In 2010, the Company incurred the following charges from Golden Gate related to advisory fees, out-of-pocket
expenses, and the termination of the Advisory Agreement. These charges are included in other operating
(income) expense, net in the Consolidated Statements of Income and Comprehensive Income:
2010
(in thousands)
Advisory fees and out-of-pocket expenses
(including termination fee) ...................... $12,752
Transactions with Other Golden Gate Affiliates
The Company transacts with affiliates of Golden Gate for e-commerce warehouse and fulfillment services,
software license purchases, and consulting and software maintenance services. The 2012 related party activity
with affiliates of Golden Gate described in this note includes only those expenses incurred and income earned
through the date on which Golden Gate ceased to be a related party, which was May 31, 2012.

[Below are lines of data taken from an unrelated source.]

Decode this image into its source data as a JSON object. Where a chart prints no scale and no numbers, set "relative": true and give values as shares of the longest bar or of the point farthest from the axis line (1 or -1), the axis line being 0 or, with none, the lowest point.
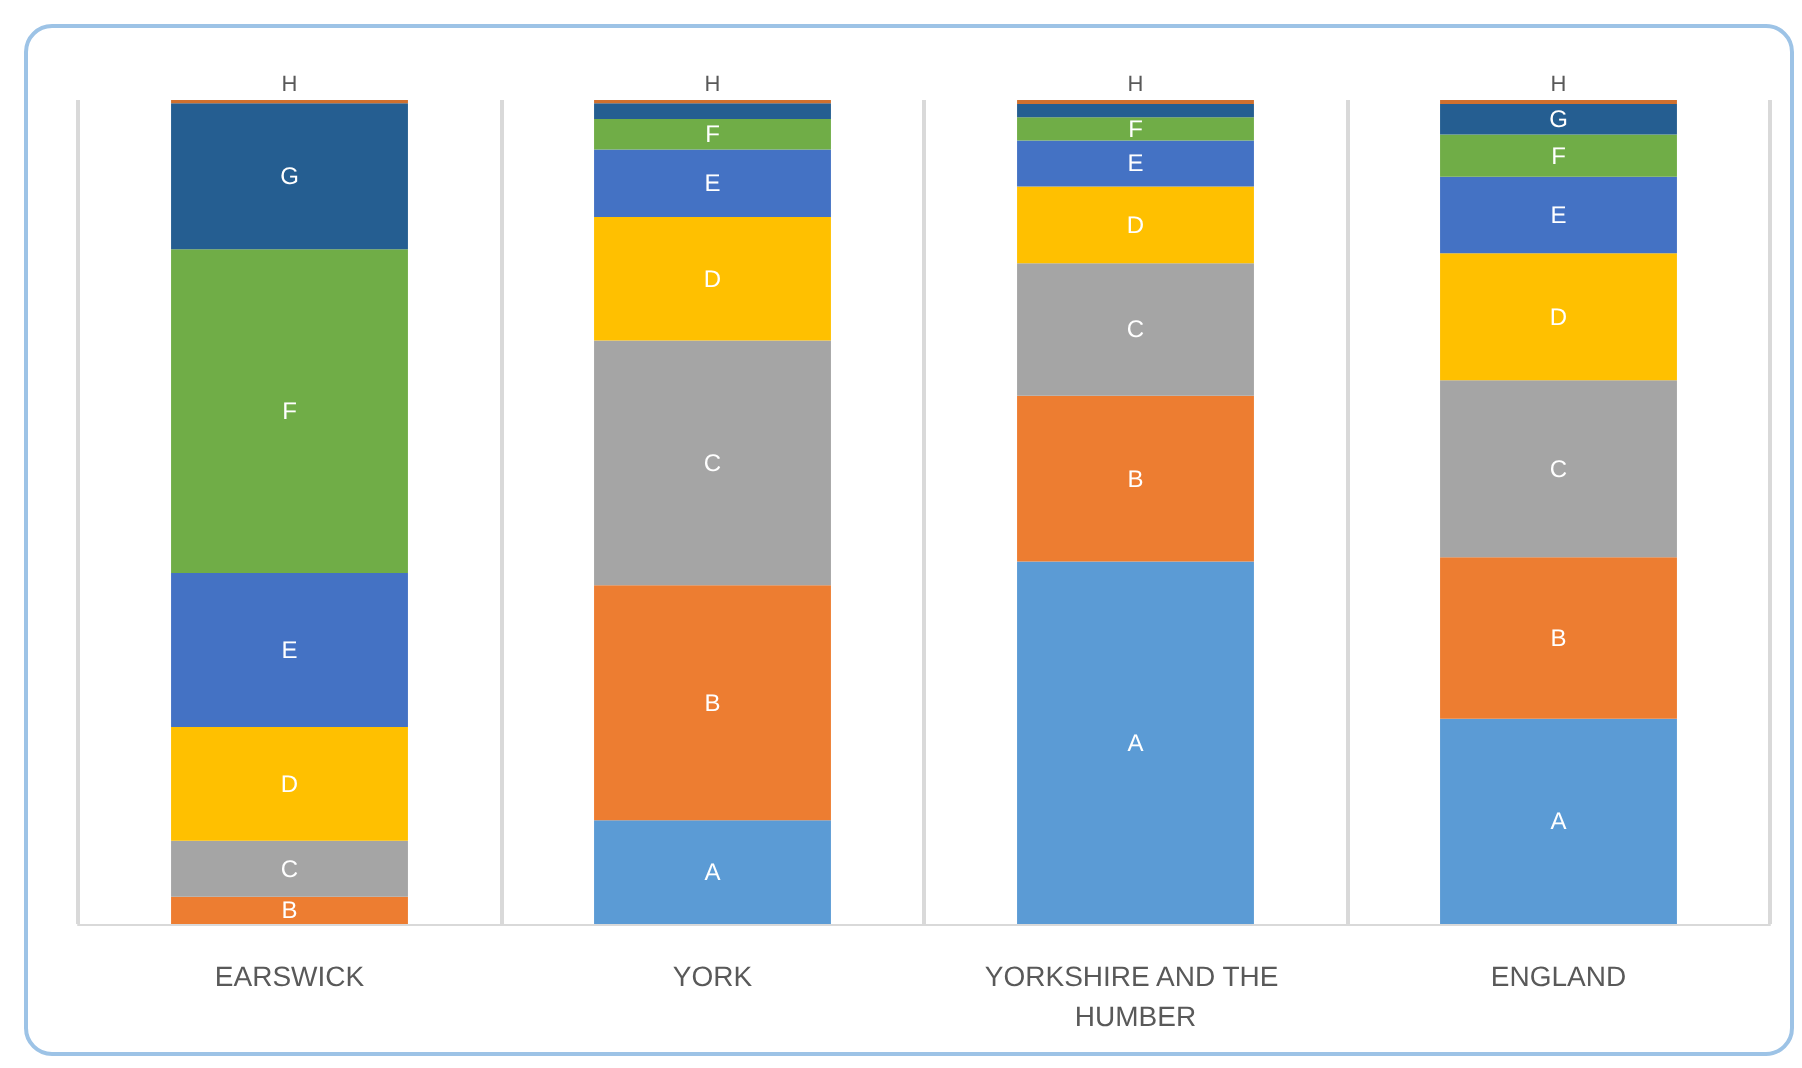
{
  "chart_data": {
    "type": "bar",
    "stacked": true,
    "relative": true,
    "legend": false,
    "grid": "x",
    "categories": [
      "EARSWICK",
      "YORK",
      "YORKSHIRE AND THE HUMBER",
      "ENGLAND"
    ],
    "series": [
      {
        "name": "A",
        "color": "#5b9bd5",
        "values": [
          0,
          0.126,
          0.44,
          0.249
        ]
      },
      {
        "name": "B",
        "color": "#ed7d31",
        "values": [
          0.033,
          0.285,
          0.201,
          0.196
        ]
      },
      {
        "name": "C",
        "color": "#a5a5a5",
        "values": [
          0.068,
          0.297,
          0.161,
          0.215
        ]
      },
      {
        "name": "D",
        "color": "#ffc000",
        "values": [
          0.138,
          0.15,
          0.093,
          0.154
        ]
      },
      {
        "name": "E",
        "color": "#4472c4",
        "values": [
          0.187,
          0.082,
          0.056,
          0.093
        ]
      },
      {
        "name": "F",
        "color": "#70ad47",
        "values": [
          0.393,
          0.037,
          0.028,
          0.051
        ]
      },
      {
        "name": "G",
        "color": "#255e91",
        "values": [
          0.177,
          0.019,
          0.016,
          0.037
        ]
      },
      {
        "name": "H",
        "color": "#d0702e",
        "values": [
          0.004,
          0.004,
          0.005,
          0.005
        ]
      }
    ]
  }
}
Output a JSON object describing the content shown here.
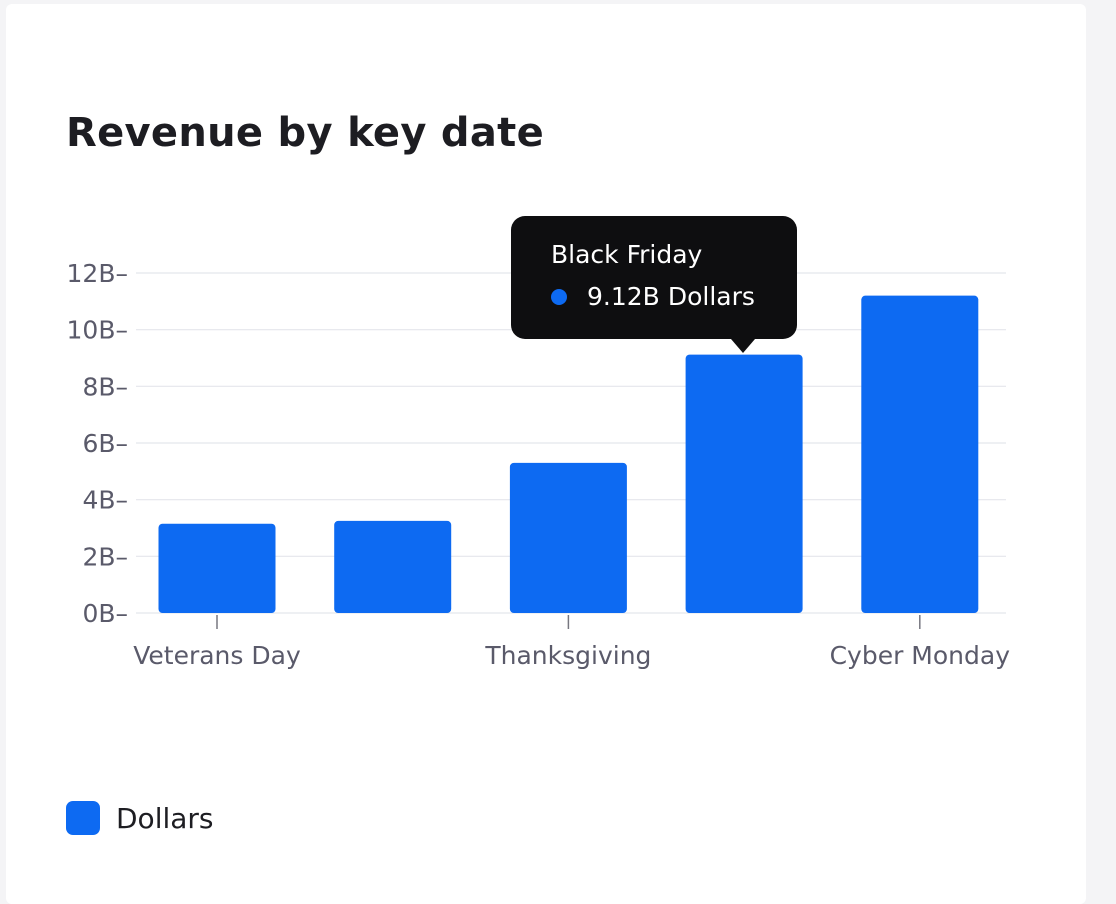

The Company incurred the following charges from affiliates of Golden Gate for various services, which are
included primarily in cost of goods sold, buying and occupancy costs in the Consolidated Statements of Income
and Comprehensive Income:
2012 2011 2010
(in thousands)
E-commerce warehouse and fulfillment ............... $8,755 $32,869 $18,780
Software licenses and consulting and software
maintenance services ............................ $ 91 $ 228 $ 323
The Company’s outstanding liability to other Golden Gate affiliates, included in accounts payable and accrued
expenses—related parties on the Consolidated Balance Sheets, was $6.0 million as of January 28, 2012.

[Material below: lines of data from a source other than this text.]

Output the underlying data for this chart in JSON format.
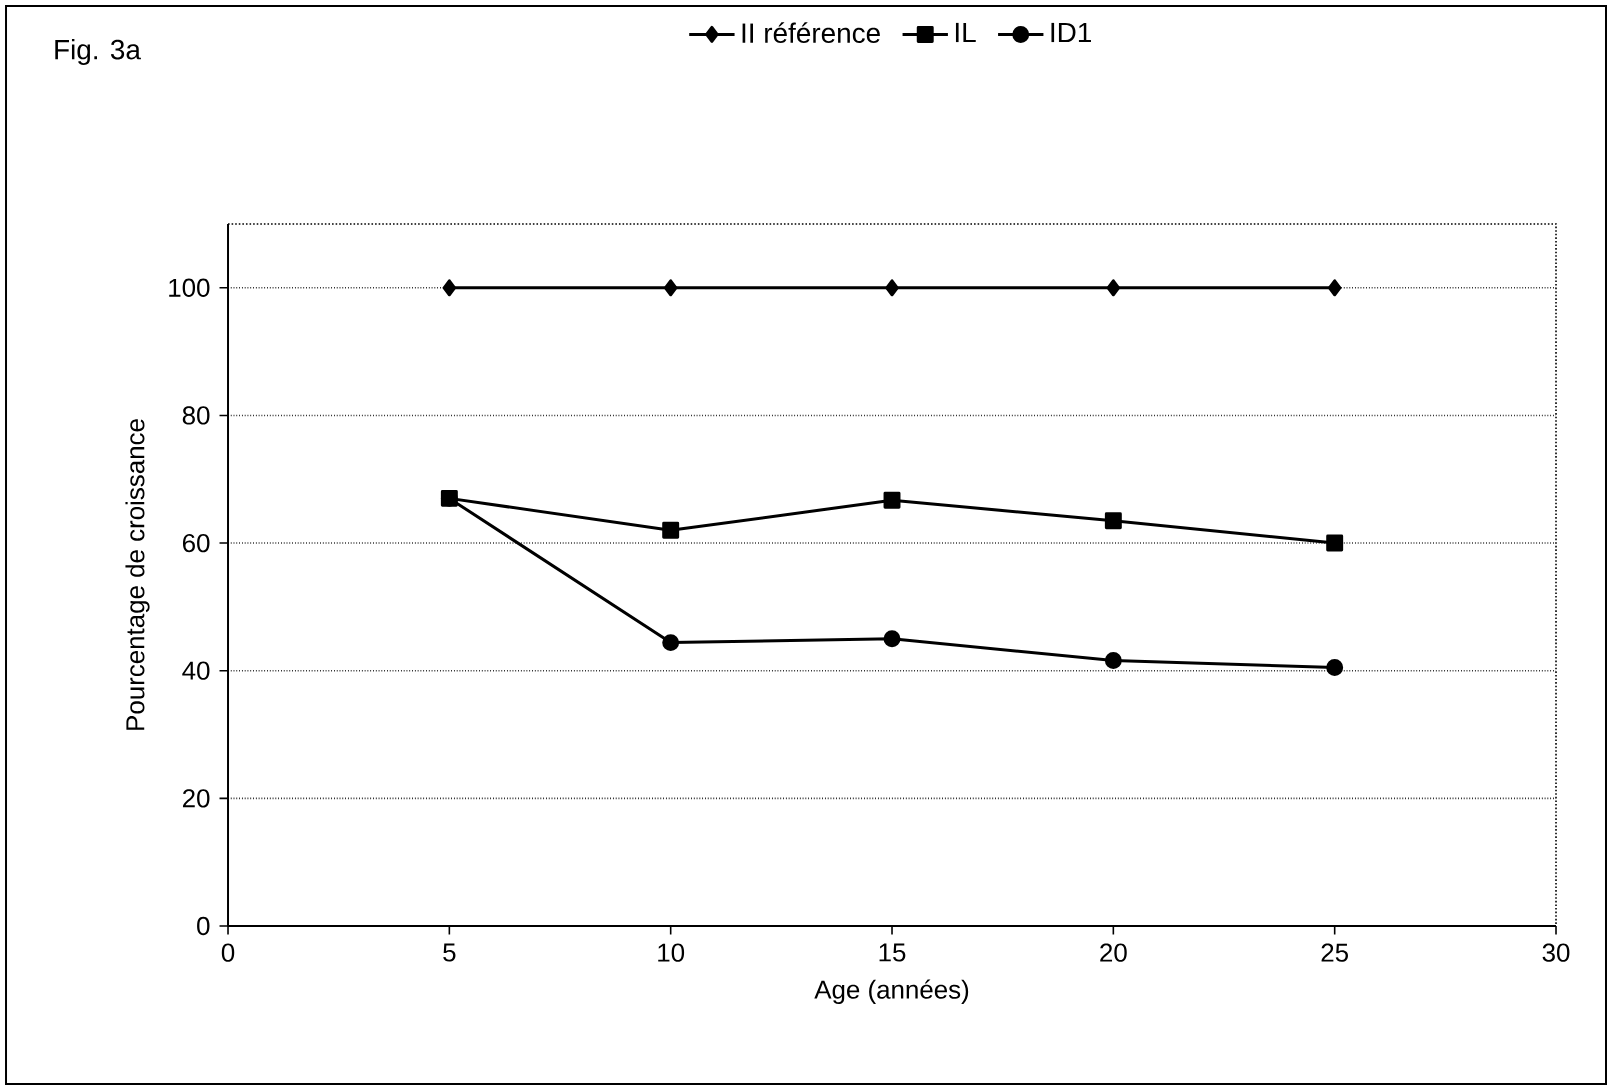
{
  "chart_data": {
    "type": "line",
    "title": "Fig. 3a",
    "xlabel": "Age (années)",
    "ylabel": "Pourcentage de croissance",
    "x": [
      5,
      10,
      15,
      20,
      25
    ],
    "series": [
      {
        "name": "II référence",
        "color": "#000000",
        "marker": "diamond",
        "values": [
          100,
          100,
          100,
          100,
          100
        ]
      },
      {
        "name": "IL",
        "color": "#000000",
        "marker": "square",
        "values": [
          67,
          62,
          66.7,
          63.5,
          60
        ]
      },
      {
        "name": "ID1",
        "color": "#000000",
        "marker": "circle",
        "values": [
          67,
          44.4,
          45,
          41.6,
          40.5
        ]
      }
    ],
    "xlim": [
      0,
      30
    ],
    "xticks": [
      0,
      5,
      10,
      15,
      20,
      25,
      30
    ],
    "ylim": [
      0,
      110
    ],
    "yticks": [
      0,
      20,
      40,
      60,
      80,
      100
    ],
    "grid": "y",
    "legend": "top",
    "line_style": "solid"
  }
}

The Company provides real estate services to certain Golden Gate affiliates. Income recognized during 2012,
2011, and 2010 was $0.2 million, $0.5 million and $0.4 million, respectively. As of January 28, 2012, the
Company’s receivable balance related to these services was $0.1 million.
Prior to the prepayments of the 14.5% Topco Term C Loan (“Term C Loan”) and 13.5% Topco Term B Loan
(“Term B Loan”), collectively referred to as the “Topco Credit Facility”, in February 2010 and May 2010,
respectively, an affiliate of Golden Gate was owed $50.0 million and $58.3 million, respectively. Total interest
expense on the Topco Credit Facility attributed to the Golden Gate affilates was $7.9 million in 2010. The
Company did not incur any interest expense under the Topco Credit Facility in 2012 or 2011 due to the
prepayments of the Topco Credit Facility in the first half of 2010.
During the first and second quarters of 2011, the Company repurchased $25.0 million and $24.2 million of
Senior Notes, respectively, in open market transactions. Of the $49.2 million of Senior Notes repurchased, $40.0
million were held by a Golden Gate affiliate, leaving $10.0 million of Senior Notes owned by a Golden Gate
affiliate outstanding as of January 28, 2012. Interest expense incurred on the Senior Notes attributable to the
Golden Gate affiliate was $0.3 million, $1.7 million and $4.0 million, during 2012, 2011, and 2010, respectively.